Congrès des Sociétés savantes. Le congrès des Sociétés savantes de France s'est réuni à Paris, dans le courant du mois d'avril, sous la présidence de M. de Caumont. Plusieurs membres de ce congrès se sont livrés à des considérations très-élevées et très-approfondies sur la question du reboisement, et nous nous proposons de mettre dans notre prochain numéro sous les yeux de nos lecteurs l'analyse de l'intéressante discussion dont cette question a été l'objet.

=Présentation d'un projet de loi relatif aux inondations. - Le gouvernement a soumis à l'approbation du Corps législatif le projet de loi relatif aux inondations. Il ne renferme que des dispositions destinées à mettre les villes à l'abri de ce terrible fléau qui, en 1856, a semé l'épouvante parmi les populations de Lyon, d'Orléans, de Tours et de la plupart des autres cités assises sur les rives de nos grands fleuves. Les moyens proposés par le gouvernement sont purement définitifs. Ils consistent dans la reconstruction, avec de meilleures conditions de solidité, des digues rompues par la violence des eaux de 1856. Quant aux moyens préventifs, les seuls à l'aide desquels il soit possible, selon nous, de résoudre le problème d'une manière efficace, ils sont en ce moment l'objet d'études sérieuses, et l'on a lieu d'espérer que dans le courant de l'année prochaine ces études pourront être formulées en projet de loi.

Il ne nous appartient pas de nous prononcer sur les avantages et les inconvénients du système soumis en ce moment à l'approbation du Corps législatif; toutefois, nous devons faire connaître à nos lecteurs que plusieurs ingénieurs éminents, et notamment M. Vallès, ont démontré par des faits, irrécusables à nos yeux, que les digues longitudinales étaient, dans la plupart des cas, impuissantes, et même que quelquefois elles ne servaient qu'à rendre plus terrible et plus destructeur le fléau qu'elles ont pour mission de vaincre.

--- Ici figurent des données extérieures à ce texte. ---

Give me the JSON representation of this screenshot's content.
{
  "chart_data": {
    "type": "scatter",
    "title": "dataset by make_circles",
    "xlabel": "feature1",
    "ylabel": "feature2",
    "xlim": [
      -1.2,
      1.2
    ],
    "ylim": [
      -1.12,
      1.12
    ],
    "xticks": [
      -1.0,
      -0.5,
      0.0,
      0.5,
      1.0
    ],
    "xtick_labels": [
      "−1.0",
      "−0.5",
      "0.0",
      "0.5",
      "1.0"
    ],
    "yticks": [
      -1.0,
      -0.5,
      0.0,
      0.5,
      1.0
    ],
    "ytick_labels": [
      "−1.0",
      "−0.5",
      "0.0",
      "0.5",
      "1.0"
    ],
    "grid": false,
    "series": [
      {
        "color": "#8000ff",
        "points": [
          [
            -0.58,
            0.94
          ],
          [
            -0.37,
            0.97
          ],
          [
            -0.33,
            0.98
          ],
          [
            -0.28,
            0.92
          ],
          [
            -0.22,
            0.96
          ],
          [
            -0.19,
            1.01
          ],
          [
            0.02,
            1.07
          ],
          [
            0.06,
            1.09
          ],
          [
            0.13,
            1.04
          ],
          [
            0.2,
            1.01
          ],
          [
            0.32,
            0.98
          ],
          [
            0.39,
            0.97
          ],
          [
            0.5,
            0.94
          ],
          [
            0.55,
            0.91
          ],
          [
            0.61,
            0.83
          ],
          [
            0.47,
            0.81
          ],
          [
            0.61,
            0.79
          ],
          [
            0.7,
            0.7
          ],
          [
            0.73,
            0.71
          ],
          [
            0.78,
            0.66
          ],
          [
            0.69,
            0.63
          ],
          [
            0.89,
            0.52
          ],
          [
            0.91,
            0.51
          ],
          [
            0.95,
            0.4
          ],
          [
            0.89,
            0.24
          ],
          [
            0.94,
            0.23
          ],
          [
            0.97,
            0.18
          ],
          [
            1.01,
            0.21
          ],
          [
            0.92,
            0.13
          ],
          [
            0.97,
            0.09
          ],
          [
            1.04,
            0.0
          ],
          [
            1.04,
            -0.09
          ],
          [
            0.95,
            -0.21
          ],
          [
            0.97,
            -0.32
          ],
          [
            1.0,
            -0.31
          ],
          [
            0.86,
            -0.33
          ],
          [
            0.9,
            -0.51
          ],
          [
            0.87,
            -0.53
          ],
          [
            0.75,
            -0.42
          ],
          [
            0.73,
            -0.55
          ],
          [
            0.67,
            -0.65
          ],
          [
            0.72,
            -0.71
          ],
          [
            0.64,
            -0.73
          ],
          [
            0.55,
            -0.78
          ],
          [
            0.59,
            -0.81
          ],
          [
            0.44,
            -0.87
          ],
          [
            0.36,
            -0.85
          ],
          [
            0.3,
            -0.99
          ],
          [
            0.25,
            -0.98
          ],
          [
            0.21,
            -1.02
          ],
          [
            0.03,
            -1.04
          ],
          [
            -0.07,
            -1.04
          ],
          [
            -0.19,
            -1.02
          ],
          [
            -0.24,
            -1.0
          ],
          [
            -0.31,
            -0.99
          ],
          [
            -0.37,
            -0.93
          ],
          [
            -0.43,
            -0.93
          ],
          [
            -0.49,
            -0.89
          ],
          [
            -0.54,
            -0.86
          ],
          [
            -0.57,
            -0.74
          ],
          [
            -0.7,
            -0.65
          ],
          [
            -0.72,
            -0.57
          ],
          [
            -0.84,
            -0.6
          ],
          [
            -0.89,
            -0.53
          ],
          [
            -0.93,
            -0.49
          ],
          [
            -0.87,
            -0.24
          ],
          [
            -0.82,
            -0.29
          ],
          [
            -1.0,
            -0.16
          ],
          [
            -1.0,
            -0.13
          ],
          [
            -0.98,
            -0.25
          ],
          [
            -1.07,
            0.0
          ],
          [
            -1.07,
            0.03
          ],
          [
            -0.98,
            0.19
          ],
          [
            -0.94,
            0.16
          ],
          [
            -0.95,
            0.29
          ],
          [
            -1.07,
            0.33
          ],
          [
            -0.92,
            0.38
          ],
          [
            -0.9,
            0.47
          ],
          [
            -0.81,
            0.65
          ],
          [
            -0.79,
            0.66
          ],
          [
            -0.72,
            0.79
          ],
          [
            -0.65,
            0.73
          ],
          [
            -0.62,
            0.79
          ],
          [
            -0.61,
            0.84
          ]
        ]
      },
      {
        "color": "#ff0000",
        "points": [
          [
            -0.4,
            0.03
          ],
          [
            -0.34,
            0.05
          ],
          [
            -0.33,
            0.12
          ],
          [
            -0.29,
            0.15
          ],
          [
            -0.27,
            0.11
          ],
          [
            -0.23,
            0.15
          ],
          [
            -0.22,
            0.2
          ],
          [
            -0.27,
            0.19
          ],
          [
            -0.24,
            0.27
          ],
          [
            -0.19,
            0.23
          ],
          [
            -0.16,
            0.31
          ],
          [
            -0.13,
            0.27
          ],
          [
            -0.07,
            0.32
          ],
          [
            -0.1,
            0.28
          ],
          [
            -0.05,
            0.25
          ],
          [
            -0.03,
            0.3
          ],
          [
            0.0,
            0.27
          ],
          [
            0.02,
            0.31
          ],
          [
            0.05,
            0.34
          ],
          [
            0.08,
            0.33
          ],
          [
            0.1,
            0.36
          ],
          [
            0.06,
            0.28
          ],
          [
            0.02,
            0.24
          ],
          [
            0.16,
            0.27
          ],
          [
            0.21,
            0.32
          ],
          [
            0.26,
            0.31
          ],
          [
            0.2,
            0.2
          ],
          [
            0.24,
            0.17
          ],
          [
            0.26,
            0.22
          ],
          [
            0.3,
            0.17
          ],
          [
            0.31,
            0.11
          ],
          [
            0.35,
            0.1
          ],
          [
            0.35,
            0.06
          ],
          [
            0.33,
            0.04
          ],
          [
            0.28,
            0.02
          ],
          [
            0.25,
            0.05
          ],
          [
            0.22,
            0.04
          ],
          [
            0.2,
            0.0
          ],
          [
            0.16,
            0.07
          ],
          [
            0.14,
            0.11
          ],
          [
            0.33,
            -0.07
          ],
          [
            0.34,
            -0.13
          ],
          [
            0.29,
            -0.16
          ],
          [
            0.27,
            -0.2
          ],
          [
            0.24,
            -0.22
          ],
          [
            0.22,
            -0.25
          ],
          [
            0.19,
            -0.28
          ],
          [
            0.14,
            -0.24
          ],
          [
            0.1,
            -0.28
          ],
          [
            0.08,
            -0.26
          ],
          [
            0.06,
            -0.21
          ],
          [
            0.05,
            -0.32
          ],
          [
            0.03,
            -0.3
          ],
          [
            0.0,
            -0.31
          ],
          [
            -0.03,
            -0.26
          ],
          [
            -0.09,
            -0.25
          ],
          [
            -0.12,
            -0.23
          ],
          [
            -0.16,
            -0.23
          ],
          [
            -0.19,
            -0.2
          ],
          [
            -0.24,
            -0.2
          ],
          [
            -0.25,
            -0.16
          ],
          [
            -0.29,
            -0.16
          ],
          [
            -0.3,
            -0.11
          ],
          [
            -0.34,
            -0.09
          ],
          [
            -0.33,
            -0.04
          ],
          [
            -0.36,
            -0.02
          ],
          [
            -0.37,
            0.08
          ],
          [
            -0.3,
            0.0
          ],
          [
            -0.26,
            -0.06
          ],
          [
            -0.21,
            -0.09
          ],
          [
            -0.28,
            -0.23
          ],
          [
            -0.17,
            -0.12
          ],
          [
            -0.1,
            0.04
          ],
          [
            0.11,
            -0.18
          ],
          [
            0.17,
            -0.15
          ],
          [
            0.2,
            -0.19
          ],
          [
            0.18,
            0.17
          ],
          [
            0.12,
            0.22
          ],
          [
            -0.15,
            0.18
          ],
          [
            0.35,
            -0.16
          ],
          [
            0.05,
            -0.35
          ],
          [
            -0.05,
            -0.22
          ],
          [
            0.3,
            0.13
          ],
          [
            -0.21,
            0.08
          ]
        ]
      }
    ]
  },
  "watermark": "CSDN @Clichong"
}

Rareté du bois en Belgique. - Dans le dernier numéro du journal de la Société centrale d'agriculture de Belgique, M. Alex. Mertens, membre du Conseil administratif de cette Société, constate que les prix des bois en Belgique tendent constamment à s'élever. Cette hausse continue, évidemment due à des déboisements inconsidérés, est d'autant plus inquiétante, que les besoins des principales industries du pays, et notamment ceux des houillères et des chemins de fer vont sans cesse en augmentant. Les choses en sont arrivées à ce point, qu'en Flandre, par exemple, les propriétaires trouvent souvent plus d'avantage à convertir en bois un terrain valant 2,000 francs l'hectare, qu'à le cultiver en céréales.

Nous trouvons la confirmation du fait signalé par M. Mertens dans une notice qui a paru dans la dernière livraison des Feuilles critiques du docteur Pfeil, et qui a été rédigée par un agent forestier belge, M. Schlayer.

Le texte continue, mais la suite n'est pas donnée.